Perdendosi tra le vie della Sicilia è impossibile non rimanere affascinati dalla bellezza e dai colori della frutta martorana.
Ma forse non tutti sanno che questo dolce a base di mandorle e zucchero (o miele), che arricchisce le vetrine delle pasticcerie ormai tutto l’anno, è in realtà tipico del periodo dei morti.
Ogni bambino siciliano, nel corso della sua vita, si sarà sentito chiedere “chi ti purtarru i murticieddi?”
E tra le tante delizie della strenna avrà sicuramente citato questi frutti golosi e colorati, unanimemente conosciuti come frutta martorana.
Le origini della frutta martorana tra storia e leggenda
Scoprire le origini di questa dolce creazione vuol dire fare un viaggio in una dimensione in cui storia e leggenda si intrecciano.
La prima tappa ci riporta all’epoca della dominazione araba.
Con il termine “marzaban” infatti, gli Arabi erano soliti indicare una scatola di legno contenente oggetti di varia natura. Dal pane, alla corrispondenza, fino alla spedizione di dolci.
Ma è nel 1104 che, grazie alla figura della nobildonna Eloisa Martorana, questo dolce si diffonde con l’attuale denominazione.

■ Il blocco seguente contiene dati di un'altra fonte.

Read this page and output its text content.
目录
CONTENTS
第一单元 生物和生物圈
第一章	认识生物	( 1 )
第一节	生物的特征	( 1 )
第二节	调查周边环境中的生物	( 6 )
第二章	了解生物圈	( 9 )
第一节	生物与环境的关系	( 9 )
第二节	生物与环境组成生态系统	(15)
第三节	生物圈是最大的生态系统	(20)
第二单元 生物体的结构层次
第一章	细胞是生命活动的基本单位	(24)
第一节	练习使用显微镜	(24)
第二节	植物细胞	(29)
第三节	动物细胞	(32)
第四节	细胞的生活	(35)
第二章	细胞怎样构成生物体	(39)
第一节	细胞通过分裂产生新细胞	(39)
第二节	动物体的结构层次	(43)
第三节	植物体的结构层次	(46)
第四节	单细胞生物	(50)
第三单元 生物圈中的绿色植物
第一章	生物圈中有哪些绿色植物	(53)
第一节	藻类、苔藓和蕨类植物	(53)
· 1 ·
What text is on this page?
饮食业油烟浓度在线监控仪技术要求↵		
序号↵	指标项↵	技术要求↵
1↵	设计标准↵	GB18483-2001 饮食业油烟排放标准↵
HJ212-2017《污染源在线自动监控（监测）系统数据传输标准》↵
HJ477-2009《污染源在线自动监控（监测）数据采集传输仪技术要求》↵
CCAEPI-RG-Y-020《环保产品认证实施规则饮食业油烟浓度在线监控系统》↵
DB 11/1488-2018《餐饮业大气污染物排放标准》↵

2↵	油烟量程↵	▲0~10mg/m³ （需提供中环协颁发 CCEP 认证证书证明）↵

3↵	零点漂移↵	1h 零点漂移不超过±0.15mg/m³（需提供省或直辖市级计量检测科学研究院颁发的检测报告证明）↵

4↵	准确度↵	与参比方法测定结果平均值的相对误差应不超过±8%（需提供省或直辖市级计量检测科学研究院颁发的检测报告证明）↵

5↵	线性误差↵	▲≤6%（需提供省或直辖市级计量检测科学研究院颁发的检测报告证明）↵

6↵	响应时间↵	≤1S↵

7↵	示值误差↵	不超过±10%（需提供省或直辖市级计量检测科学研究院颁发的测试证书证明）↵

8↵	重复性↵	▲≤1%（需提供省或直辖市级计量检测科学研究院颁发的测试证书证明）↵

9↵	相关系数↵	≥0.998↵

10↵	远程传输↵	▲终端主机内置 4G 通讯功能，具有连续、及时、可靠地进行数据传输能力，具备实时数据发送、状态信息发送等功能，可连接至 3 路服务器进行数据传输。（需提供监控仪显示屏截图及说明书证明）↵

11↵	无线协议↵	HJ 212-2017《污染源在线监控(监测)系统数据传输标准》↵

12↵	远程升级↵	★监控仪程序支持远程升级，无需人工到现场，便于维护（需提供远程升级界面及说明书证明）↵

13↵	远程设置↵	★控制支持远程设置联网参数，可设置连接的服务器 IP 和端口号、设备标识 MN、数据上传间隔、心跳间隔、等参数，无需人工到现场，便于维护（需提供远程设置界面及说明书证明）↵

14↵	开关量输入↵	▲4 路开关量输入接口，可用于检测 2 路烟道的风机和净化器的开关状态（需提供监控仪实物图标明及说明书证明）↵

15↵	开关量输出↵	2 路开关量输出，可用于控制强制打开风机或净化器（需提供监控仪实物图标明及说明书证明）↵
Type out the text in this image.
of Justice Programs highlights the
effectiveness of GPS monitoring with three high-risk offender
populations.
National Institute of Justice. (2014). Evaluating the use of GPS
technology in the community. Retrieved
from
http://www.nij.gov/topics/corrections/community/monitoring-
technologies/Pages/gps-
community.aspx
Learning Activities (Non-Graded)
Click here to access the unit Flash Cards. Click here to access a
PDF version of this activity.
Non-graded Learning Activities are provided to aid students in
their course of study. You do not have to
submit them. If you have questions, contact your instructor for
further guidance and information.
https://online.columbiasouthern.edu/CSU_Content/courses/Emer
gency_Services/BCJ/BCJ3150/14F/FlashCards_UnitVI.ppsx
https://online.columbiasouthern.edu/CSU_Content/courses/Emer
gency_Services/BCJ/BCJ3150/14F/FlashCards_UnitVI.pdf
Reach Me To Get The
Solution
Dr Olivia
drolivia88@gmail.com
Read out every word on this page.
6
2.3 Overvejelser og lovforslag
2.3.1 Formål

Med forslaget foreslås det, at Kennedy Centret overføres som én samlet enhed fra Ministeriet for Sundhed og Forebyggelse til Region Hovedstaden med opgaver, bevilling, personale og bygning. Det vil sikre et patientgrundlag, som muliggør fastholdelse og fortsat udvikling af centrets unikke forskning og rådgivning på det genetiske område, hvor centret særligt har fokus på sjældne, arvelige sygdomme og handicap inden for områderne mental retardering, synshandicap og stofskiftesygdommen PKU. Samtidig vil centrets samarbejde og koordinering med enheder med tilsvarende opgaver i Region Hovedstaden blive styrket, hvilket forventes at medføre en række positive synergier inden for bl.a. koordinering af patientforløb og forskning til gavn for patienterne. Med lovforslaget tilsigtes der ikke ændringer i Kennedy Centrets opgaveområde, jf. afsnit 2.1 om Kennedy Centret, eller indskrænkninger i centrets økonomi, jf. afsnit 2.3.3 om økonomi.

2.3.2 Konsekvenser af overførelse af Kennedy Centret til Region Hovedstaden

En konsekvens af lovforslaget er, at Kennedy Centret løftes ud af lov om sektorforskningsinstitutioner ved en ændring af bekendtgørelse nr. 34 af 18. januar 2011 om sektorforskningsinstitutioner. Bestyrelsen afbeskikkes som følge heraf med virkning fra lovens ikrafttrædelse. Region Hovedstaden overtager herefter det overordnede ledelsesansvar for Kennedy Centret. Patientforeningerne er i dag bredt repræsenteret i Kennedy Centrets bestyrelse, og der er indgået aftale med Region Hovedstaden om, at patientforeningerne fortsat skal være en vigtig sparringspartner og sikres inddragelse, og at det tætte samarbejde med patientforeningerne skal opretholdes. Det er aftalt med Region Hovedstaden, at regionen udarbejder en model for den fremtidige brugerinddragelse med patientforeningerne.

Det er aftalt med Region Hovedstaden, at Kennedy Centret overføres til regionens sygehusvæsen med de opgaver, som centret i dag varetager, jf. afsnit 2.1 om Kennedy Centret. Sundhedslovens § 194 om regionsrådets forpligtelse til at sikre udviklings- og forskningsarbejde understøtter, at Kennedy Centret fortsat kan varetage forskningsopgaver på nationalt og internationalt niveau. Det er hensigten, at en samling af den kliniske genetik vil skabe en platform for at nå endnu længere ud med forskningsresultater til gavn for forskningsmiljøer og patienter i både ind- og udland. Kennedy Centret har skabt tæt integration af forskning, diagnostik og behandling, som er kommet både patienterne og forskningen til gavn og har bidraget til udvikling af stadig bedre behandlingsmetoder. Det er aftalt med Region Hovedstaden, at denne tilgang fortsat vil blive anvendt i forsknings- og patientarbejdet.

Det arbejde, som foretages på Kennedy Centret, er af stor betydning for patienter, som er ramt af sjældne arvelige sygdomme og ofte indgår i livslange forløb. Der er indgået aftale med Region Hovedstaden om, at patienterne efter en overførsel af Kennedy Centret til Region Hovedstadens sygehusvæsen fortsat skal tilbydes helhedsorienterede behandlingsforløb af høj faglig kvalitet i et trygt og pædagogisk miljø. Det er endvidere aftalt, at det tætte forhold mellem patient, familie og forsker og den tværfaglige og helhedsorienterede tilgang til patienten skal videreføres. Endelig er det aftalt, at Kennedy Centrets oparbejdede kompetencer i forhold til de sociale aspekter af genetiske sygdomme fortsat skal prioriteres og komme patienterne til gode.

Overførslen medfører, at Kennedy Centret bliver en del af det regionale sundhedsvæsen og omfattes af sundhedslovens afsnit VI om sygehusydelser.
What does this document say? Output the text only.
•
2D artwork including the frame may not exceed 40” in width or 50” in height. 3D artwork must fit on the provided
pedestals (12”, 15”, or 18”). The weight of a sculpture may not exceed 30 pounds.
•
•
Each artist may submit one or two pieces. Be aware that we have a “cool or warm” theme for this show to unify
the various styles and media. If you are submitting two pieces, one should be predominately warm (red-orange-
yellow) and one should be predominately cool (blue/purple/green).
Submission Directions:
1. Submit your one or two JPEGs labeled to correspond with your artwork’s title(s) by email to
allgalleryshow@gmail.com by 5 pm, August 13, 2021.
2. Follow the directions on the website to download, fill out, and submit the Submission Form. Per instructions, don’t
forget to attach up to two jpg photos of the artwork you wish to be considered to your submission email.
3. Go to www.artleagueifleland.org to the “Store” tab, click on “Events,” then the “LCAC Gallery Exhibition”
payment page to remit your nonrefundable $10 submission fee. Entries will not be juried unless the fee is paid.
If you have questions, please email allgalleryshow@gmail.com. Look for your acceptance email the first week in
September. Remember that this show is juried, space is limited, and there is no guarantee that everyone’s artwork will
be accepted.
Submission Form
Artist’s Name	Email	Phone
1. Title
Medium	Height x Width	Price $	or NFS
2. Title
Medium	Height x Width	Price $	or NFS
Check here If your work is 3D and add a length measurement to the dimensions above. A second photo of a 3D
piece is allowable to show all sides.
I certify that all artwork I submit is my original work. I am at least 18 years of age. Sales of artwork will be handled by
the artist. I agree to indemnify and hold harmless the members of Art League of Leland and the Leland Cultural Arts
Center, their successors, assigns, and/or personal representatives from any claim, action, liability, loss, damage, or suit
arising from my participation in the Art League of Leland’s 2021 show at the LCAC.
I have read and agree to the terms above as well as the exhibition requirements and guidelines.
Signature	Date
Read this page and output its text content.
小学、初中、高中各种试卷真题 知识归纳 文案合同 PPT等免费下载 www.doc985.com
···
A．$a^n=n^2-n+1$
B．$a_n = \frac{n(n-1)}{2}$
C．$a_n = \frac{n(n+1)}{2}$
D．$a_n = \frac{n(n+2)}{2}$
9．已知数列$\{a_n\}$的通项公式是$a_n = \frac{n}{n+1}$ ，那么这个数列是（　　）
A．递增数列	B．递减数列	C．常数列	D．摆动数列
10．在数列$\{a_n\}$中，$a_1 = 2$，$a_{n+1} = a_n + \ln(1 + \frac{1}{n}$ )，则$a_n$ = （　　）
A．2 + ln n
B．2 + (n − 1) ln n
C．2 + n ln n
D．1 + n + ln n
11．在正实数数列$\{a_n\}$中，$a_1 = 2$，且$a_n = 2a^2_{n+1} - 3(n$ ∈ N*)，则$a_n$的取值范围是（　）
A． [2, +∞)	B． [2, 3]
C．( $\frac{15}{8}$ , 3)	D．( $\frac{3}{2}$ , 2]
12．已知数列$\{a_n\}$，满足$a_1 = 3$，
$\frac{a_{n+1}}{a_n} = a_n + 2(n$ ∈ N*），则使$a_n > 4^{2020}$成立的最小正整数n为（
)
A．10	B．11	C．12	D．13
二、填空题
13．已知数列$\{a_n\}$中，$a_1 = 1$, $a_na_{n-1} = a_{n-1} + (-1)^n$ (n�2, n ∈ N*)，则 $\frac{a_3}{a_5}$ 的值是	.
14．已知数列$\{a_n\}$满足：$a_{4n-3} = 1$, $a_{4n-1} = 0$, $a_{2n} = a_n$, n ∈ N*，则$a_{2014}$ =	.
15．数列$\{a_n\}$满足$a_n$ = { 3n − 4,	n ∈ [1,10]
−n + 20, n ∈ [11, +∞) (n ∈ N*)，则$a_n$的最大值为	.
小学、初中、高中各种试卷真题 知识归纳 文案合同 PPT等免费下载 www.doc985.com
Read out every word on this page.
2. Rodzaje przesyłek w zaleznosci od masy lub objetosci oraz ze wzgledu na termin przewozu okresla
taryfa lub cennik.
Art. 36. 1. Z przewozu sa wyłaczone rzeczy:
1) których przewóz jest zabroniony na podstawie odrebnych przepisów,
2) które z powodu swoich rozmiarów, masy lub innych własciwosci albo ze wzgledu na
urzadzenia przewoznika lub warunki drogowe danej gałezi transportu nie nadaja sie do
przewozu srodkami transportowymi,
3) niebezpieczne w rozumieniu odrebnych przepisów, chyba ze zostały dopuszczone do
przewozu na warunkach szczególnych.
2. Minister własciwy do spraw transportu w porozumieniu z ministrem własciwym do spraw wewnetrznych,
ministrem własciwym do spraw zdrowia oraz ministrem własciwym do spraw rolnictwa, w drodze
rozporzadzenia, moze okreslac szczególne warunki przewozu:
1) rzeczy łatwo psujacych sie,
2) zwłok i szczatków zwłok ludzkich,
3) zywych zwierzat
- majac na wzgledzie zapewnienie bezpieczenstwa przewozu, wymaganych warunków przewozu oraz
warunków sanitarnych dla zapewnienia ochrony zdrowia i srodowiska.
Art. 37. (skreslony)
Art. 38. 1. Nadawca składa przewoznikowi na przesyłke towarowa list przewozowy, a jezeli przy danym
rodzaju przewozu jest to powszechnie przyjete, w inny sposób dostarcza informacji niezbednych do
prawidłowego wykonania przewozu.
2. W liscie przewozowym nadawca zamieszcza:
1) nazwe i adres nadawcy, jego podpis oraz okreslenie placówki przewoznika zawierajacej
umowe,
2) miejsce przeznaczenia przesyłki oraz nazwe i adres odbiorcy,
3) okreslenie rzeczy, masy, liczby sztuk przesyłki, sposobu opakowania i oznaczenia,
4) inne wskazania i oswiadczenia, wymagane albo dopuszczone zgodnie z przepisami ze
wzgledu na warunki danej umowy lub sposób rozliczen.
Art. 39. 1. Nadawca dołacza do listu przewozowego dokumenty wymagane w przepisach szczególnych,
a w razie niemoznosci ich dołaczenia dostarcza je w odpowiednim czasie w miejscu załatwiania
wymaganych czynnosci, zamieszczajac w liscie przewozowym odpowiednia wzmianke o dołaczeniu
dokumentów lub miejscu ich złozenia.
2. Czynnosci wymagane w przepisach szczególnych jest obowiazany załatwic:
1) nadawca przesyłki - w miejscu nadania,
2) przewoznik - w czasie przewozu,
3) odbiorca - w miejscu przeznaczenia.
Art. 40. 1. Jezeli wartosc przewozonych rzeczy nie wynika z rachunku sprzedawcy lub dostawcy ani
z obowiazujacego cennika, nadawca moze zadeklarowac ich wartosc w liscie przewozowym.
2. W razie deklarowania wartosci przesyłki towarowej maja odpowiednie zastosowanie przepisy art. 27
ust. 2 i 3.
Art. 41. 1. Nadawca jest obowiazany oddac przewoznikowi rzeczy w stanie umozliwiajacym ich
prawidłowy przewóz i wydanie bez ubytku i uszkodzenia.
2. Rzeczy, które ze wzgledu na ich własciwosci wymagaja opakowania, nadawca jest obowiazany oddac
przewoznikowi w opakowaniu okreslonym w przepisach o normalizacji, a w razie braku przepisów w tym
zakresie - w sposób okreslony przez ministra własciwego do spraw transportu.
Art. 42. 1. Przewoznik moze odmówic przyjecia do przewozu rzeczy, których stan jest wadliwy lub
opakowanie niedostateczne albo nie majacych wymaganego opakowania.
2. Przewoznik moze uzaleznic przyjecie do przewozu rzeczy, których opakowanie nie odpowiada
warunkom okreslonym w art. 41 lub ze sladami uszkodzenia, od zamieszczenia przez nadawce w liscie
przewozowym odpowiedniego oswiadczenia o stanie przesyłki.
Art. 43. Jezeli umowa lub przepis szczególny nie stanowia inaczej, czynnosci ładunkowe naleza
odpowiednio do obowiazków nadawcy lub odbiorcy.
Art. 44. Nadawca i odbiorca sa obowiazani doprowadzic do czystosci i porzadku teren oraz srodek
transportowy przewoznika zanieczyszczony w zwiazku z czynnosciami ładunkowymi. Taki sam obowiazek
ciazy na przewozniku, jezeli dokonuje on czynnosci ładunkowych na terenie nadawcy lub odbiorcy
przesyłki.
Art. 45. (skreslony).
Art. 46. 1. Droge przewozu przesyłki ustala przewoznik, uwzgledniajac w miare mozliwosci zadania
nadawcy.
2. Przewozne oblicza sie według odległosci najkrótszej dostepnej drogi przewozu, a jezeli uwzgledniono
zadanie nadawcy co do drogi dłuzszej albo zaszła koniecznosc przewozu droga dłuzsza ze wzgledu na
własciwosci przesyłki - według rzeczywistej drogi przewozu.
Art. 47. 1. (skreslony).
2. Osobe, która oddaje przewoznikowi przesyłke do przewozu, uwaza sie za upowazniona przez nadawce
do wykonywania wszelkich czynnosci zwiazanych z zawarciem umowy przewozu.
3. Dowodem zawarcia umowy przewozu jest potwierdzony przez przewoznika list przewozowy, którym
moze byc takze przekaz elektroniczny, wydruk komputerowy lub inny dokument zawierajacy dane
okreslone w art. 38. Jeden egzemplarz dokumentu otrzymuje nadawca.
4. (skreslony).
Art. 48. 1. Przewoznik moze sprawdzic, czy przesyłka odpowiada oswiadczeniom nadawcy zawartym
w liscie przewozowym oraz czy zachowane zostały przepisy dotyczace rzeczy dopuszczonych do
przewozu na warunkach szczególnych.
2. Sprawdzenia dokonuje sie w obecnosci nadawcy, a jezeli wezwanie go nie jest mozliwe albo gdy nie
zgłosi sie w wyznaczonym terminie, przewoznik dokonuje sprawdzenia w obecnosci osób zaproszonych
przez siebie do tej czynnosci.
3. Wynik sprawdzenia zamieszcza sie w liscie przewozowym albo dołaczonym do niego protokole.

Fu infatti ad opera sua che venne edificato il terzo monastero benedettino di Palermo, adiacente la Chiesa di Santa Maria dell’Ammiraglio da quel momento nota come Chiesa della Martorana.
I racconti di quell’epoca offrono un ritratto di Eloisa come persona estremamente generosa, in particolar modo con i bambini orfani che accoglieva con grande dolcezza.
Attenta anche alla loro educazione, Eloisa decise di premiare i più ubbidienti con un dolce imparato da una donna araba che abitava il convento.
Alla sua morte, le consorelle decisero di portare avanti questa tradizione realizzando, ogni 2 novembre, una cesta contenente frutta martorana.
Questa è solo la prima delle tante storie legate a questo prelibato dolce.
Un’altra, riportata da Maria Oliveri nel suo libro “I segreti del chiostro” narra invece che furono le monache a cimentarsi in questa preparazione.
Pare che, dopo aver ricevuto la notizia di una visita del re di Sicilia Ruggero II, interessato a visitare il giardino del convento, le monache fossero cadute nello sconforto più assoluto.
Era il mese di ottobre, le fioriture erano scarse e occorreva trovare una soluzione per accogliere al meglio il Re.
Il lampo di genio arrivò ad una delle consorelle che propose di realizzare dei dolci a base di mandorle che replicassero al meglio l’aspetto dei frutti.
Tra i rami degli alberi del giardino, i frutti sembravano così veri che oltre a lasciare ammaliati gli occhi del Re stimolarono anche il suo appetito.
Il timore delle monache svanì in fretta. Il Re, oltre ad aver appagato la vista, dopo aver gustato i frutti ne apprezzò anche il sapore.
Fu allora che un cancelliere, vedendo l’espressione compiaciuta del sovrano esclamò “Dovremmo chiamarla pasta reale”!
Qualunque sia la versione che deciderete di abbracciare, la frutta martorana racchiude in sé una componente femminile pregna di significati.
Le forme gentili, il dolce sapore del ricordo e una grande bellezza tutte riconducibili alla straordinaria figura di Eloisa Martorana.